Now go back to Abelian-Higgs, you can ask what's the dual version of the previous global U(1) symmetry: you would then notice that the role of previous U(1) symmetry is played by the flux conservation now. This means your U(1) gauge field is non-compact, and monopoles operators are forbidden (at least in this simple duality of continuous theory).

Just remember here monopole operator is dual to previous boson operator, then other things are clear.

answered Mar 13, 2018 by (10 points)
edited Mar 13, 2018 by Kite_T

I think the topological current is conserved automatically by its definition. Noether current is conserved on-shell, but here it is conserved automatically.

Thank you. Could you explain what you mean by non-compact gauge field?

"Non-campact"... OK... Are you from high energy?

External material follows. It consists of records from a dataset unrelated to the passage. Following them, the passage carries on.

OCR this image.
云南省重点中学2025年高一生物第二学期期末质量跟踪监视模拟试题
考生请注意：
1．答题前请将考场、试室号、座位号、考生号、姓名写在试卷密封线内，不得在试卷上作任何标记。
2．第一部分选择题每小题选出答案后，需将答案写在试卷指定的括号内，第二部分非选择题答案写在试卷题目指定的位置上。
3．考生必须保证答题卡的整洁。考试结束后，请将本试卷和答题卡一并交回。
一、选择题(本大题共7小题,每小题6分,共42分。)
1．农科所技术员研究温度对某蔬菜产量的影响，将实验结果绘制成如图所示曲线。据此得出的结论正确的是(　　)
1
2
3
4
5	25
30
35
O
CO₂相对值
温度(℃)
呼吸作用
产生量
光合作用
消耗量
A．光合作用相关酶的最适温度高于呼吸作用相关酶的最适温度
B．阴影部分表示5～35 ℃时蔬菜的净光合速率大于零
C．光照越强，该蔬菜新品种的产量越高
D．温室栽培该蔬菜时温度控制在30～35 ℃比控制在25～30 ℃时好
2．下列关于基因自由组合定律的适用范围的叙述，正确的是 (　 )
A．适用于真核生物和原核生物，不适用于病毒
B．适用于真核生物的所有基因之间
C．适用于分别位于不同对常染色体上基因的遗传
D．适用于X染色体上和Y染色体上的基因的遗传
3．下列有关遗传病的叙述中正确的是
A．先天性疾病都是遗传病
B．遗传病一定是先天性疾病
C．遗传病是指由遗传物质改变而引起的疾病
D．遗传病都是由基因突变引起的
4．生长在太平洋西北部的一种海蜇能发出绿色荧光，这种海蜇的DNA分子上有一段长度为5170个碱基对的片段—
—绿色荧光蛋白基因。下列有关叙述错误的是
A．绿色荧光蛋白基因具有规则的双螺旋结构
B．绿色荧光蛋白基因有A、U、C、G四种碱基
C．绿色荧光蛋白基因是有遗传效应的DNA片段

I am just a new student in theoretical physics. I know what compact means in topology but I don't know what non-compact gauge field is.

I see. You might find Page 8 and the footnote 4 helpful in this paper: arXiv 1703.02426.

I noticed you're trying to learn duality, Subir's notes always contains a lot of details. For example, the following one has a lattice version of boson-vertex duality:

https://canvas.harvard.edu/courses/39684/files/folder/Lectures?preview=5387008

which explains lots of details, and importantly, the origin of non-compactness in duality.

Thank you very much!!!

Note that the meaning of noncompact Kite is using is different from how high energy theorists use it and is different from the fact that $U(1)$ is compact. Whether you have monopoles in the theory or not has nothing to do with the fact that the gauge group is $U(1)$ or $R$. $U(1)$ vs. $R$ is the difference between having quantized electric charges or not. In theories with rotational symmetry (and therefore quantized angular momentum since SO(n) is compact), having a magnetic monopoles implies electric charge quantization, but that's the only relation.